Ramallah – In a discussion on the report issued by the State Audit and Administrative Control Bureau in March on the archiving system in the Palestinian state institutions. The Coalition for Integrity and accountability seconded the recommendations submitted by SAACB on the problems relative to the management and organization of the archiving processes and access to information in public institutions. AMAN also called for classification of information, identification of public and other records to enable citizens access to information, enhance transparency and combat corruption. It reiterated that the National Archive Law was extensively discussed, and it received consensus of the civil society and other specialized stakeholders. It needs to be enacted together with the Law on the Right of Access to Information to complement the system of archiving and access.
The session was attended by representatives of SAACB, Palestinian Archive Institute, line ministries, Presidency Office, Palestinian Monetary Authority, Palestinian Central Bureau of Statistics, Palestinian Monetary Fund, Land Authority and teachers and researchers from Palestinian universities in addition to the Independent Commission on Human Rights, and civil and human rights organizations. Participants were unanimous on the importance of archiving and documentation to preserve history and build on previous experiences. They reiterated its importance to consolidate national integrity in state institutions.
AMAN’s Executive Director opened the session by commending SAACB’s report, which shed more light on performance, an issue of interest to citizens, civil society and the media, which advocate for paramount issues especially with the paralysis of the legislative council. SAACB is intended as the main oversight body of the legislative council.
Abu Zaid referred to the campaign launched last June by AMAN on the right to access to information #information_is_a_right and reiterated his full support to the law on access to information. He alluded to the recommendations submitted frequently to the Ministerial Council on the necessity to issue instructions to all state institutions to start classifying public records and rendering them accessible to citizens, even prior to the enactment of the Law.
Mr. Majdi Mitani, from SAACB, commented on the status of the archive and described it disastrous. He added that the archives in most ministries are lacking, not to mention that files are either in staircase or in neglected rooms in many institutions.
Mr. Fawaz Salameh, Director General of the National Archive, attributed the archiving problems to lack of serious management and absence of a national archive law or instructions to guide different state institutions to prepare manuals and procedures for maintenance of the national archives.

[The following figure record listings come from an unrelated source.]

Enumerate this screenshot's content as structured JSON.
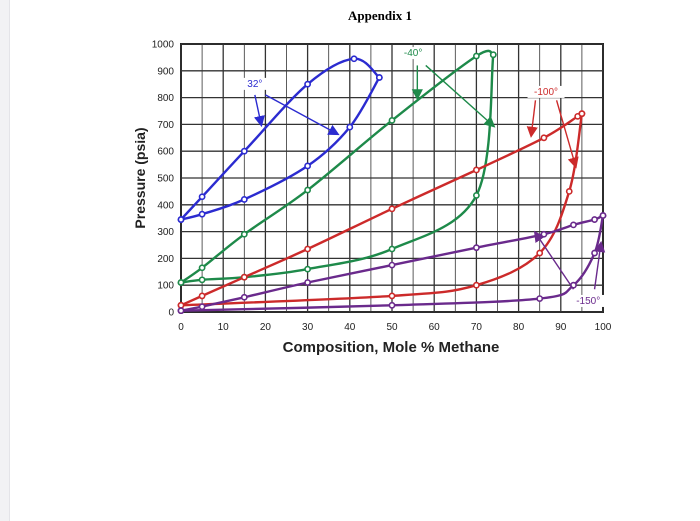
{
  "page_title": "Appendix 1",
  "chart_data": {
    "type": "line",
    "title": "",
    "xlabel": "Composition, Mole % Methane",
    "ylabel": "Pressure (psia)",
    "xlim": [
      0,
      100
    ],
    "ylim": [
      0,
      1000
    ],
    "x_ticks": [
      0,
      10,
      20,
      30,
      40,
      50,
      60,
      70,
      80,
      90,
      100
    ],
    "y_ticks": [
      0,
      100,
      200,
      300,
      400,
      500,
      600,
      700,
      800,
      900,
      1000
    ],
    "grid": true,
    "series": [
      {
        "name": "32°",
        "color": "#2b2bd0",
        "upper": [
          [
            0,
            345
          ],
          [
            5,
            365
          ],
          [
            15,
            420
          ],
          [
            30,
            545
          ],
          [
            40,
            690
          ],
          [
            47,
            875
          ]
        ],
        "lower": [
          [
            0,
            345
          ],
          [
            5,
            430
          ],
          [
            15,
            600
          ],
          [
            30,
            850
          ],
          [
            41,
            945
          ],
          [
            47,
            875
          ]
        ]
      },
      {
        "name": "-40°",
        "color": "#1e8a4a",
        "upper": [
          [
            0,
            110
          ],
          [
            5,
            120
          ],
          [
            15,
            130
          ],
          [
            30,
            160
          ],
          [
            50,
            235
          ],
          [
            70,
            435
          ],
          [
            74,
            960
          ]
        ],
        "lower": [
          [
            0,
            110
          ],
          [
            5,
            165
          ],
          [
            15,
            290
          ],
          [
            30,
            455
          ],
          [
            50,
            715
          ],
          [
            70,
            955
          ],
          [
            74,
            960
          ]
        ]
      },
      {
        "name": "-100°",
        "color": "#cc2a2a",
        "upper": [
          [
            0,
            25
          ],
          [
            50,
            60
          ],
          [
            70,
            100
          ],
          [
            85,
            220
          ],
          [
            92,
            450
          ],
          [
            95,
            740
          ]
        ],
        "lower": [
          [
            0,
            25
          ],
          [
            5,
            60
          ],
          [
            15,
            130
          ],
          [
            30,
            235
          ],
          [
            50,
            385
          ],
          [
            70,
            530
          ],
          [
            86,
            650
          ],
          [
            94,
            730
          ],
          [
            95,
            740
          ]
        ]
      },
      {
        "name": "-150°",
        "color": "#6a2a8c",
        "upper": [
          [
            0,
            5
          ],
          [
            50,
            25
          ],
          [
            85,
            50
          ],
          [
            93,
            100
          ],
          [
            98,
            220
          ],
          [
            100,
            360
          ]
        ],
        "lower": [
          [
            0,
            5
          ],
          [
            5,
            20
          ],
          [
            15,
            55
          ],
          [
            30,
            110
          ],
          [
            50,
            175
          ],
          [
            70,
            240
          ],
          [
            86,
            290
          ],
          [
            93,
            325
          ],
          [
            98,
            345
          ],
          [
            100,
            360
          ]
        ]
      }
    ],
    "annotations": [
      {
        "label": "32°",
        "series": 0,
        "pos": [
          17.5,
          840
        ],
        "arrows": [
          [
            [
              17.5,
              810
            ],
            [
              19,
              700
            ]
          ],
          [
            [
              20,
              810
            ],
            [
              37,
              665
            ]
          ]
        ]
      },
      {
        "label": "-40°",
        "series": 1,
        "pos": [
          55,
          955
        ],
        "arrows": [
          [
            [
              56,
              920
            ],
            [
              56,
              800
            ]
          ],
          [
            [
              58,
              920
            ],
            [
              74,
              695
            ]
          ]
        ]
      },
      {
        "label": "-100°",
        "series": 2,
        "pos": [
          86.5,
          810
        ],
        "arrows": [
          [
            [
              84,
              790
            ],
            [
              83,
              660
            ]
          ],
          [
            [
              89,
              790
            ],
            [
              93.5,
              545
            ]
          ]
        ]
      },
      {
        "label": "-150°",
        "series": 3,
        "pos": [
          96.5,
          30
        ],
        "arrows": [
          [
            [
              93,
              85
            ],
            [
              84,
              295
            ]
          ],
          [
            [
              98,
              85
            ],
            [
              99.5,
              255
            ]
          ]
        ]
      }
    ]
  }
}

He also presented the challenges facing the national archive institution, including lack of legal status, and henceforth its recommendations are not binding. Furthermore, some public institutions dispose of documents without referring to the national archive not to mention waste of public funds in purchase of software that does not meet the needs.

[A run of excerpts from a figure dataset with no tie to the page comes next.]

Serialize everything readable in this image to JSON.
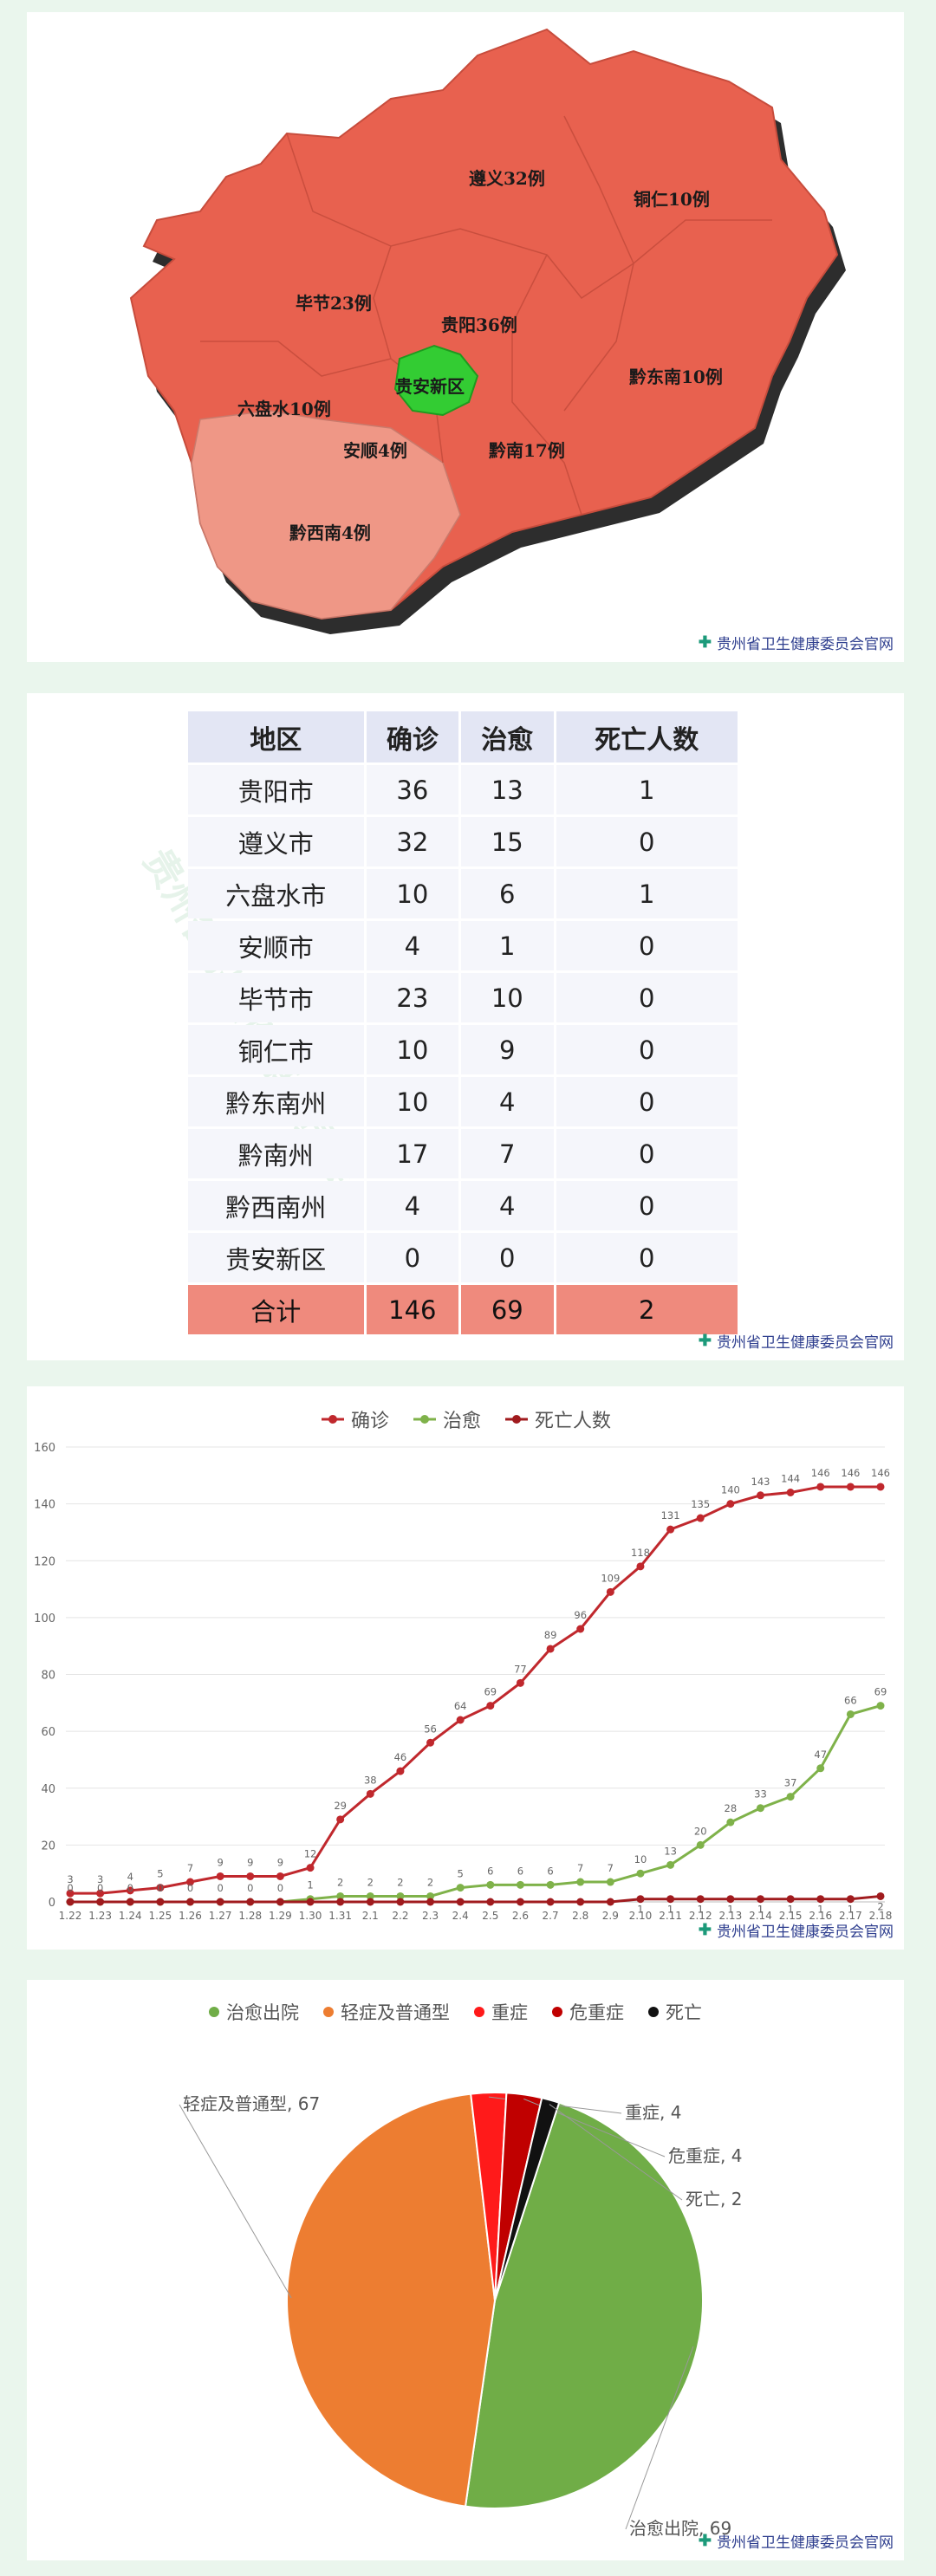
{
  "credit": "贵州省卫生健康委员会官网",
  "watermark": "贵州省卫生健康委员会",
  "map": {
    "labels": [
      {
        "id": "zunyi",
        "text": "遵义32例"
      },
      {
        "id": "tongren",
        "text": "铜仁10例"
      },
      {
        "id": "bijie",
        "text": "毕节23例"
      },
      {
        "id": "guiyang",
        "text": "贵阳36例"
      },
      {
        "id": "guianxinqu",
        "text": "贵安新区"
      },
      {
        "id": "qiandongnan",
        "text": "黔东南10例"
      },
      {
        "id": "liupanshui",
        "text": "六盘水10例"
      },
      {
        "id": "anshun",
        "text": "安顺4例"
      },
      {
        "id": "qiannan",
        "text": "黔南17例"
      },
      {
        "id": "qianxinan",
        "text": "黔西南4例"
      }
    ],
    "colors": {
      "main": "#e8614f",
      "light": "#ef9786",
      "highlight": "#33cc33",
      "edge": "#3a3a3a"
    }
  },
  "table": {
    "headers": [
      "地区",
      "确诊",
      "治愈",
      "死亡人数"
    ],
    "rows": [
      [
        "贵阳市",
        "36",
        "13",
        "1"
      ],
      [
        "遵义市",
        "32",
        "15",
        "0"
      ],
      [
        "六盘水市",
        "10",
        "6",
        "1"
      ],
      [
        "安顺市",
        "4",
        "1",
        "0"
      ],
      [
        "毕节市",
        "23",
        "10",
        "0"
      ],
      [
        "铜仁市",
        "10",
        "9",
        "0"
      ],
      [
        "黔东南州",
        "10",
        "4",
        "0"
      ],
      [
        "黔南州",
        "17",
        "7",
        "0"
      ],
      [
        "黔西南州",
        "4",
        "4",
        "0"
      ],
      [
        "贵安新区",
        "0",
        "0",
        "0"
      ]
    ],
    "total": [
      "合计",
      "146",
      "69",
      "2"
    ]
  },
  "chart_data": [
    {
      "type": "line",
      "title": "",
      "xlabel": "",
      "ylabel": "",
      "ylim": [
        0,
        160
      ],
      "yticks": [
        "0",
        "20",
        "40",
        "60",
        "80",
        "100",
        "120",
        "140",
        "160"
      ],
      "x": [
        "1.22",
        "1.23",
        "1.24",
        "1.25",
        "1.26",
        "1.27",
        "1.28",
        "1.29",
        "1.30",
        "1.31",
        "2.1",
        "2.2",
        "2.3",
        "2.4",
        "2.5",
        "2.6",
        "2.7",
        "2.8",
        "2.9",
        "2.10",
        "2.11",
        "2.12",
        "2.13",
        "2.14",
        "2.15",
        "2.16",
        "2.17",
        "2.18"
      ],
      "series": [
        {
          "name": "确诊",
          "color": "#c0282d",
          "values": [
            3,
            3,
            4,
            5,
            7,
            9,
            9,
            9,
            12,
            29,
            38,
            46,
            56,
            64,
            69,
            77,
            89,
            96,
            109,
            118,
            131,
            135,
            140,
            143,
            144,
            146,
            146,
            146
          ]
        },
        {
          "name": "治愈",
          "color": "#7fb24a",
          "values": [
            0,
            0,
            0,
            0,
            0,
            0,
            0,
            0,
            1,
            2,
            2,
            2,
            2,
            5,
            6,
            6,
            6,
            7,
            7,
            10,
            13,
            20,
            28,
            33,
            37,
            47,
            66,
            69
          ]
        },
        {
          "name": "死亡人数",
          "color": "#a01b1e",
          "values": [
            0,
            0,
            0,
            0,
            0,
            0,
            0,
            0,
            0,
            0,
            0,
            0,
            0,
            0,
            0,
            0,
            0,
            0,
            0,
            1,
            1,
            1,
            1,
            1,
            1,
            1,
            1,
            2
          ]
        }
      ],
      "legend": "top-center",
      "grid": true
    },
    {
      "type": "pie",
      "slices": [
        {
          "name": "治愈出院",
          "value": 69,
          "color": "#70ad47",
          "label": "治愈出院, 69"
        },
        {
          "name": "轻症及普通型",
          "value": 67,
          "color": "#ed7d31",
          "label": "轻症及普通型, 67"
        },
        {
          "name": "重症",
          "value": 4,
          "color": "#ff1a1a",
          "label": "重症, 4"
        },
        {
          "name": "危重症",
          "value": 4,
          "color": "#c00000",
          "label": "危重症, 4"
        },
        {
          "name": "死亡",
          "value": 2,
          "color": "#111111",
          "label": "死亡, 2"
        }
      ],
      "legend": "top"
    }
  ]
}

Mr. Haitham Zeidan, Director of Dissemination and Documentation at the Palestinian Central Bureau of Statistics, explained problems related to different definitions and norms of concepts. The definition of the same term in the ministry differs from that used by the municipality. He reiterated on the importance of administrative records, which should connect PCBS to ministries. He also mentioned the lack of legal framework and that some information is not delivered to start with, which creates a huge gap in sources of data in Palestine.

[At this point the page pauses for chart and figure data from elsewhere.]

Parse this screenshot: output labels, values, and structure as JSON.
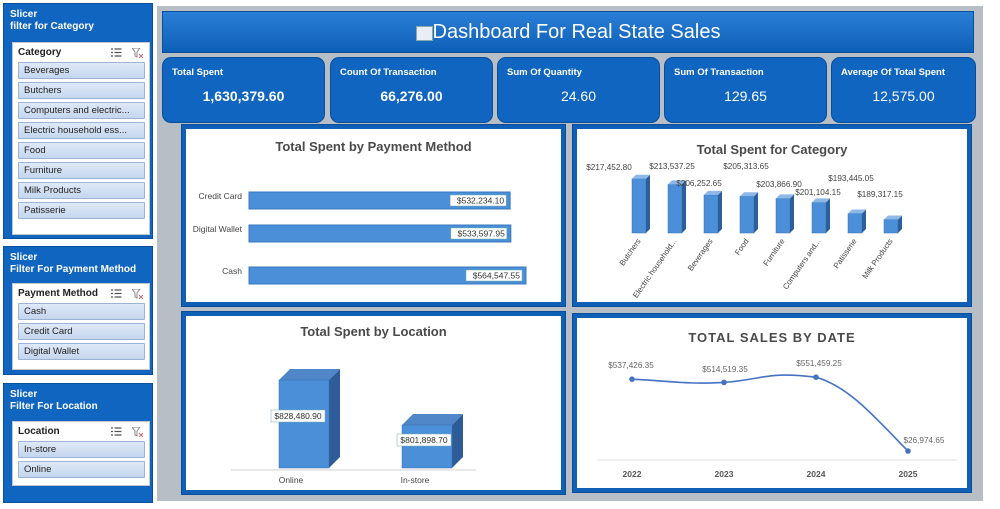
{
  "slicers": [
    {
      "title_line1": "Slicer",
      "title_line2": "filter for Category",
      "field": "Category",
      "items": [
        "Beverages",
        "Butchers",
        "Computers and electric...",
        "Electric household ess...",
        "Food",
        "Furniture",
        "Milk Products",
        "Patisserie"
      ]
    },
    {
      "title_line1": "Slicer",
      "title_line2": "Filter For Payment Method",
      "field": "Payment Method",
      "items": [
        "Cash",
        "Credit Card",
        "Digital Wallet"
      ]
    },
    {
      "title_line1": "Slicer",
      "title_line2": "Filter For Location",
      "field": "Location",
      "items": [
        "In-store",
        "Online"
      ]
    }
  ],
  "header": {
    "title": "Dashboard For Real State Sales"
  },
  "kpis": [
    {
      "label": "Total Spent",
      "value": "1,630,379.60"
    },
    {
      "label": "Count Of Transaction",
      "value": "66,276.00"
    },
    {
      "label": "Sum Of Quantity",
      "value": "24.60"
    },
    {
      "label": "Sum Of  Transaction",
      "value": "129.65"
    },
    {
      "label": "Average Of Total Spent",
      "value": "12,575.00"
    }
  ],
  "colors": {
    "accent": "#0f65c0",
    "bar": "#4a8fd8",
    "line": "#4472c4",
    "panel_bg": "#b8bec6"
  },
  "chart_data": [
    {
      "type": "bar",
      "orientation": "horizontal",
      "title": "Total Spent by Payment Method",
      "categories": [
        "Credit Card",
        "Digital Wallet",
        "Cash"
      ],
      "values": [
        532234.1,
        533597.95,
        564547.55
      ],
      "labels": [
        "$532,234.10",
        "$533,597.95",
        "$564,547.55"
      ]
    },
    {
      "type": "bar",
      "title": "Total Spent for Category",
      "categories": [
        "Butchers",
        "Electric household...",
        "Beverages",
        "Food",
        "Furniture",
        "Computers and...",
        "Patisserie",
        "Milk Products"
      ],
      "values": [
        217452.8,
        213537.25,
        206252.65,
        205313.65,
        203866.9,
        201104.15,
        193445.05,
        189317.15
      ],
      "labels": [
        "$217,452.80",
        "$213,537.25",
        "$206,252.65",
        "$205,313.65",
        "$203,866.90",
        "$201,104.15",
        "$193,445.05",
        "$189,317.15"
      ]
    },
    {
      "type": "bar",
      "title": "Total Spent by Location",
      "categories": [
        "Online",
        "In-store"
      ],
      "values": [
        828480.9,
        801898.7
      ],
      "labels": [
        "$828,480.90",
        "$801,898.70"
      ]
    },
    {
      "type": "line",
      "title": "TOTAL SALES BY DATE",
      "x": [
        "2022",
        "2023",
        "2024",
        "2025"
      ],
      "values": [
        537426.35,
        514519.35,
        551459.25,
        26974.65
      ],
      "labels": [
        "$537,426.35",
        "$514,519.35",
        "$551,459.25",
        "$26,974.65"
      ]
    }
  ]
}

Researcher Sumoud Al-Barghouthi presented SAACB report on the archiving system in the institutions of the State of Palestine, which covered 23 public institutions. The key findings included: absence of legislation to regulate government archiving, agencies do not apply any organized archiving mechanisms, while some institutions do not keep part of their documents while most institutions do not audit their archiving codes and classification. Furthermore, staff responsible for the filing and documentation is not sufficiently qualified and lacks appropriate workplaces and documents-keeping facilities. The report mentioned that 915 of government institutions do not use binders to preserve permanent documents and files from decay. On the other hand, 87% of them do not apply the necessary procedures to dispose of paper documents after their electronic archiving.
She also stated that SAACB doubts loss of documents and files (loss, decay, disposal, stealing, burning or alteration), raising awareness of a number of valuable financial and legal historical documents, which entail rights for individuals and institutions. She also referred to the difficult access to information, data, documents and statistics needed by different stakeholders. This consequently affects decision making and impedes speedy access to data and documents. Furthermore, archiving procedures in many government organizations are weak and inefficient because of the lack of any law, regulations or instructions to govern the process and regulate keeping, classification, and codification of documents.
SAACB concluded weak credibility of e-archived data in some institutions because of absence of controls on access of archived data, which are left open to alteration and deletion. This entails potential loss of administrative and financial rights of individuals and institutions because of non-systemic file-keeping and loss of may documents without any substitute or alternative.
SAACB recommended that the Ministerial Council adopt appropriate procedures to ratify the National Archive Law in accordance with best international practices. It also recommended activation of archives’ departments in government institutions and training of staff. Government institutions also need to take necessary measures to provide dossier/ containers to keep files properly and safely.